Image: EHT Collaboration.
Due to its distance from us, imaging this behemoth of a black hole is enormously challenging. It requires a resolution sharp enough to focus on an orange on the surface of the Moon, or being able to see individual atoms in one’s own finger. The telescope managed this thanks to an unprecedented collaboration between scientists across the globe, linking together eight ground-based radio telescopes and transforming the Earth into one giant virtual radio telescope.

Black holes are perhaps the most enigmatic objects in nature, powering some of the most energetic – and unobservable – phenomena in our universe. Due to their event horizon, the boundary beyond which nothing, not even light, can escape, we cannot see a black hole directly. But matter that falls towards a black hole is drawn in by its immense gravitational pull and becomes extremely hot and luminous.

As it approaches the event horizon, this matter is super heated by friction and moves close to the speed of light, emitting copious amounts of radiation. It is radiation in the form of radio waves produced by this gas moments before it crosses the event horizon that the telescope is designed to detect.
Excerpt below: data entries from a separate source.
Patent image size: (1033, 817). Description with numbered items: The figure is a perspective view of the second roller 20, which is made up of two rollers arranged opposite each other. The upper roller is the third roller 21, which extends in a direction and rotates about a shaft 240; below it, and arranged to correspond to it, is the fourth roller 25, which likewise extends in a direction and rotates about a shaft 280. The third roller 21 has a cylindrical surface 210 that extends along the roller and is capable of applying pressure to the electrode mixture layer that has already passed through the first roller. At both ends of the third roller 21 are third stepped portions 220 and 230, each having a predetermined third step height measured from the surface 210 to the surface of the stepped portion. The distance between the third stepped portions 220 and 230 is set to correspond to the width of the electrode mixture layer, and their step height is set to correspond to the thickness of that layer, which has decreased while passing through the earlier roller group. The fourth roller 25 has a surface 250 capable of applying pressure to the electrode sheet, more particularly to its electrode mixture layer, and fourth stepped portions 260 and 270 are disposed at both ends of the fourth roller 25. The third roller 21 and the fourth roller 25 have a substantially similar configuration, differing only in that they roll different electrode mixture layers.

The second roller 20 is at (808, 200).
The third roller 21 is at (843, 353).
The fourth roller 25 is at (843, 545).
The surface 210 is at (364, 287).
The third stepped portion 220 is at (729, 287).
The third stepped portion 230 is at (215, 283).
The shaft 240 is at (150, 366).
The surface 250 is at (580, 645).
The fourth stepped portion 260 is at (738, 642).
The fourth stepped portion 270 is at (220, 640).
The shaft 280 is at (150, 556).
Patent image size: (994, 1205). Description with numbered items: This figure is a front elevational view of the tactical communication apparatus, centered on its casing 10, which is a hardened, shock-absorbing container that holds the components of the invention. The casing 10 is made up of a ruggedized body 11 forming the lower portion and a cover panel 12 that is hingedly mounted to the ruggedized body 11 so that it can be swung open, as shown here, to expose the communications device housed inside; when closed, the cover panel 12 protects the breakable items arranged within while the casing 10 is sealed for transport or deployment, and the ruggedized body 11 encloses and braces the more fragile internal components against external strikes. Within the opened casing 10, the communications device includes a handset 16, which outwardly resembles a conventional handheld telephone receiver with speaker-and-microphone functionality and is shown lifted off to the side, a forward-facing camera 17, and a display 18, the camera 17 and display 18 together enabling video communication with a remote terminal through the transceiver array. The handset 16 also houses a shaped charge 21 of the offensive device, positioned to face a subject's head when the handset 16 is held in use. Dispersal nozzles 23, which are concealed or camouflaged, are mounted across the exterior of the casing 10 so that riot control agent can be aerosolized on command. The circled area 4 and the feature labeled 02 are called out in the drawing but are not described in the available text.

Our observations provide new, detailed information about the structure of the magnetic fields just outside the black hole. Not only does this bring us a step closer to understanding how these mysterious and powerful jets are produced, it also explains how some ultra hot matter can lurk outside a black hole, resisting its gravity. Our research suggests that the magnetic fields are strong enough to push back on the hot gas and help it resist gravity’s pull. Only the gas that slips through the field can start flowing inwards to the event horizon.

As exciting as these new polarised images of M87’s black hole are, it is still only the beginning for the EHT collaboration and the science of black hole imaging. We are already working on what the image of the black hole that resides in the centre of our own galaxy would look like, which we hope to publish later this year. This is Sagittarius A*, or Sgr A*, our galaxy’s supermassive black hole.